Voluntary liquidations are less common, but do happen. They involve members of the company deciding to dissolve the company. If the company is solvent or able to trade, then the members simply sell their shares in the company. However, if the company is insolvent, then the members must apply to the court for permission to proceed with a voluntary liquidation. Once the court grants approval, the members appoint a trustee to run the company while it goes through the process of selling its assets and distributing the proceeds among the members.
How to apply for voluntary strike-off
To apply for your voluntary strike off, you need to submit Form DS01 to Companies House within 28 days of ceasing trading. This form needs to include information about how much money you owe creditors, what happened to your company, and why it is being struck off. If you are applying because your company has gone into administration, you will need to provide evidence of insolvency proceedings having begun.

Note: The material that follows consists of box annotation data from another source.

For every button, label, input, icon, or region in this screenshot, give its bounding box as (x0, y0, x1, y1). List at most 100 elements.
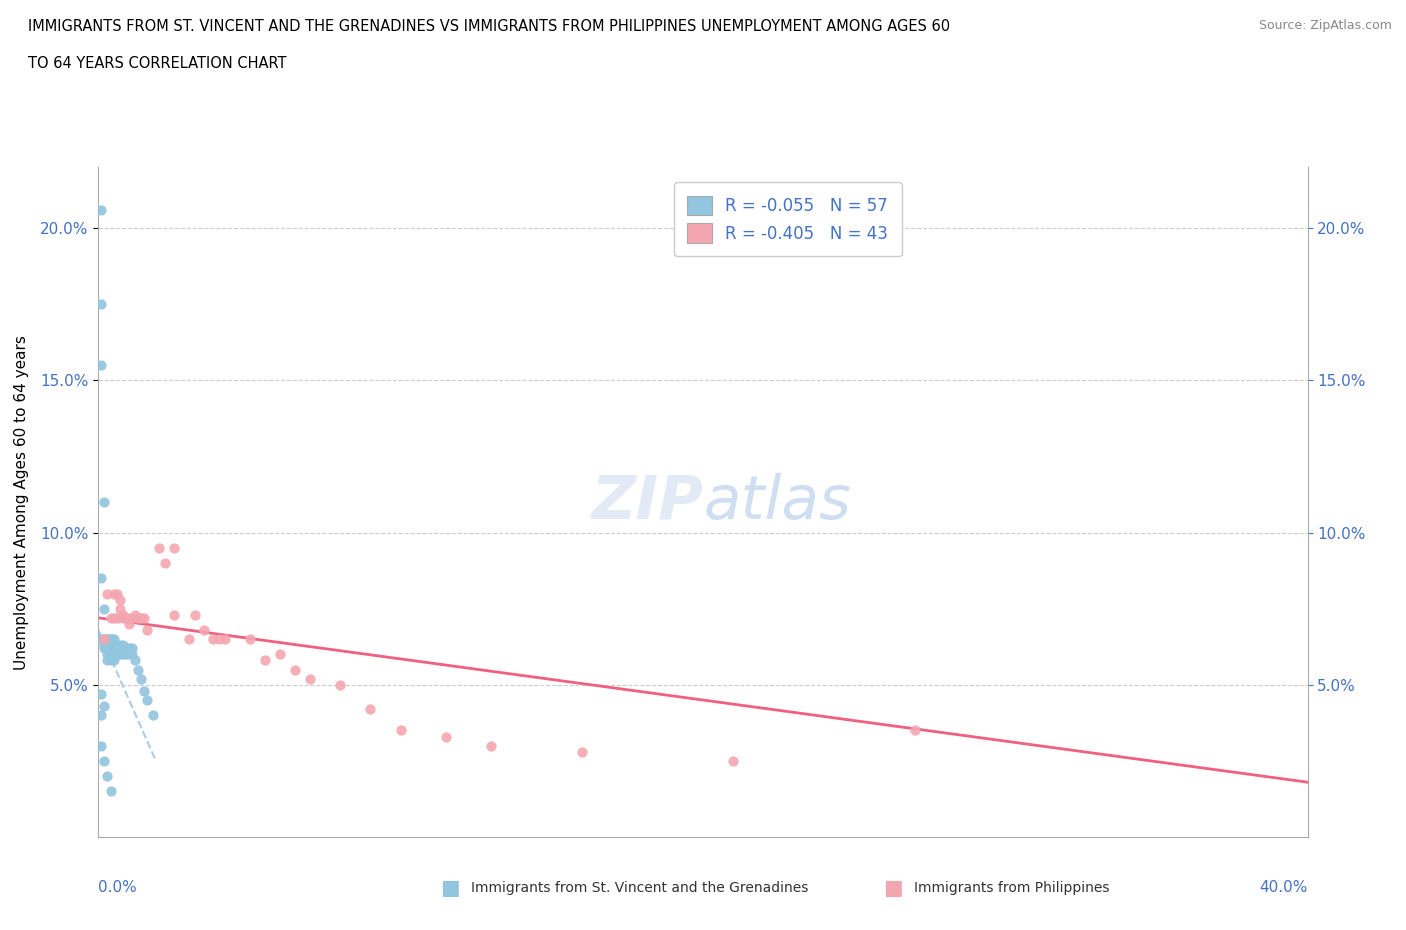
Point (118, 610, 141, 625)
Point (100, 784, 122, 799)
Point (103, 653, 125, 668)
Point (253, 653, 276, 668)
Point (108, 638, 131, 653)
Text: TO 64 YEARS CORRELATION CHART: TO 64 YEARS CORRELATION CHART (28, 56, 287, 71)
Point (93, 631, 115, 646)
Point (111, 638, 134, 653)
Point (100, 653, 122, 668)
Point (111, 607, 134, 622)
Point (163, 607, 186, 622)
Point (202, 631, 225, 646)
Point (103, 638, 125, 653)
Point (269, 647, 291, 662)
Point (105, 586, 128, 601)
Legend: R = -0.055   N = 57, R = -0.405   N = 43: R = -0.055 N = 57, R = -0.405 N = 43 (673, 182, 901, 256)
Point (90, 203, 112, 218)
Point (93, 631, 115, 646)
Point (184, 607, 207, 622)
Point (132, 684, 155, 698)
Text: 0.0%: 0.0% (98, 880, 138, 895)
Text: IMMIGRANTS FROM ST. VINCENT AND THE GRENADINES VS IMMIGRANTS FROM PHILIPPINES UN: IMMIGRANTS FROM ST. VINCENT AND THE GREN… (28, 19, 950, 33)
Point (114, 610, 136, 625)
Point (904, 723, 927, 737)
Point (90, 571, 112, 586)
Point (389, 723, 412, 737)
Point (90, 686, 112, 701)
Point (103, 647, 125, 662)
Point (121, 641, 143, 656)
Point (132, 610, 155, 625)
Text: Immigrants from Philippines: Immigrants from Philippines (914, 881, 1109, 896)
Point (299, 671, 322, 686)
Text: atlas: atlas (703, 472, 851, 532)
Point (114, 647, 136, 662)
Point (96, 653, 118, 668)
Point (96, 631, 118, 646)
Text: Source: ZipAtlas.com: Source: ZipAtlas.com (1258, 19, 1392, 32)
Point (111, 647, 134, 662)
Point (193, 622, 215, 637)
Point (105, 610, 128, 625)
Point (208, 631, 231, 646)
Point (124, 607, 146, 622)
Point (93, 631, 115, 646)
Point (360, 702, 382, 717)
Point (108, 592, 131, 607)
Point (100, 631, 122, 646)
Point (118, 647, 141, 662)
Point (93, 641, 115, 656)
Point (127, 662, 149, 677)
Point (239, 631, 262, 646)
Point (93, 698, 115, 713)
Point (129, 610, 152, 625)
Point (105, 638, 128, 653)
Point (96, 586, 118, 601)
Point (105, 647, 128, 662)
Point (90, 358, 112, 373)
Point (90, 297, 112, 312)
Point (100, 610, 122, 625)
Point (103, 641, 125, 656)
Point (118, 617, 141, 631)
Point (103, 631, 125, 646)
Point (96, 641, 118, 656)
Text: 40.0%: 40.0% (1260, 880, 1308, 895)
Point (100, 647, 122, 662)
Point (118, 641, 141, 656)
Text: ZIP: ZIP (591, 472, 703, 532)
Y-axis label: Unemployment Among Ages 60 to 64 years: Unemployment Among Ages 60 to 64 years (14, 335, 30, 670)
Point (135, 693, 157, 708)
Point (163, 540, 186, 555)
Point (114, 641, 136, 656)
Text: ■: ■ (440, 878, 460, 898)
Point (329, 677, 352, 692)
Point (93, 495, 115, 510)
Point (571, 744, 593, 759)
Text: Immigrants from St. Vincent and the Grenadines: Immigrants from St. Vincent and the Gren… (471, 881, 808, 896)
Point (100, 631, 122, 646)
Point (284, 662, 307, 677)
Point (124, 653, 146, 668)
Point (129, 671, 152, 686)
Point (214, 631, 236, 646)
Point (93, 602, 115, 617)
Point (96, 647, 118, 662)
Point (153, 555, 176, 570)
Point (148, 540, 170, 555)
Point (105, 641, 128, 656)
Point (434, 729, 457, 744)
Point (100, 638, 122, 653)
Point (96, 641, 118, 656)
Point (111, 641, 134, 656)
Point (723, 753, 745, 768)
Point (103, 610, 125, 625)
Point (90, 738, 112, 753)
Point (121, 610, 143, 625)
Point (108, 641, 131, 656)
Point (121, 647, 143, 662)
Point (108, 602, 131, 617)
Point (103, 586, 125, 601)
Point (179, 631, 201, 646)
Text: ■: ■ (883, 878, 903, 898)
Point (96, 631, 118, 646)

You cannot apply for voluntary strike off if your company has failed to pay tax or NI contributions, or if it owes HMRC £10,000 or more. You cannot apply if you are subject to an enforcement action by HM Revenue & Customs (HMRC), or if you are under investigation by HMRC for suspected fraud, money laundering or serious criminal offences.
If you are applying because your business has closed down, you will still need to send a copy of your final accounts to Companies House. These accounts should show whether there is enough money left over to repay unsecured creditors.
Once your application has been approved, Companies House will notify you by letter. Your name will be removed from the Register of Members’ Interests, and your company will no longer be able to use the company registration number.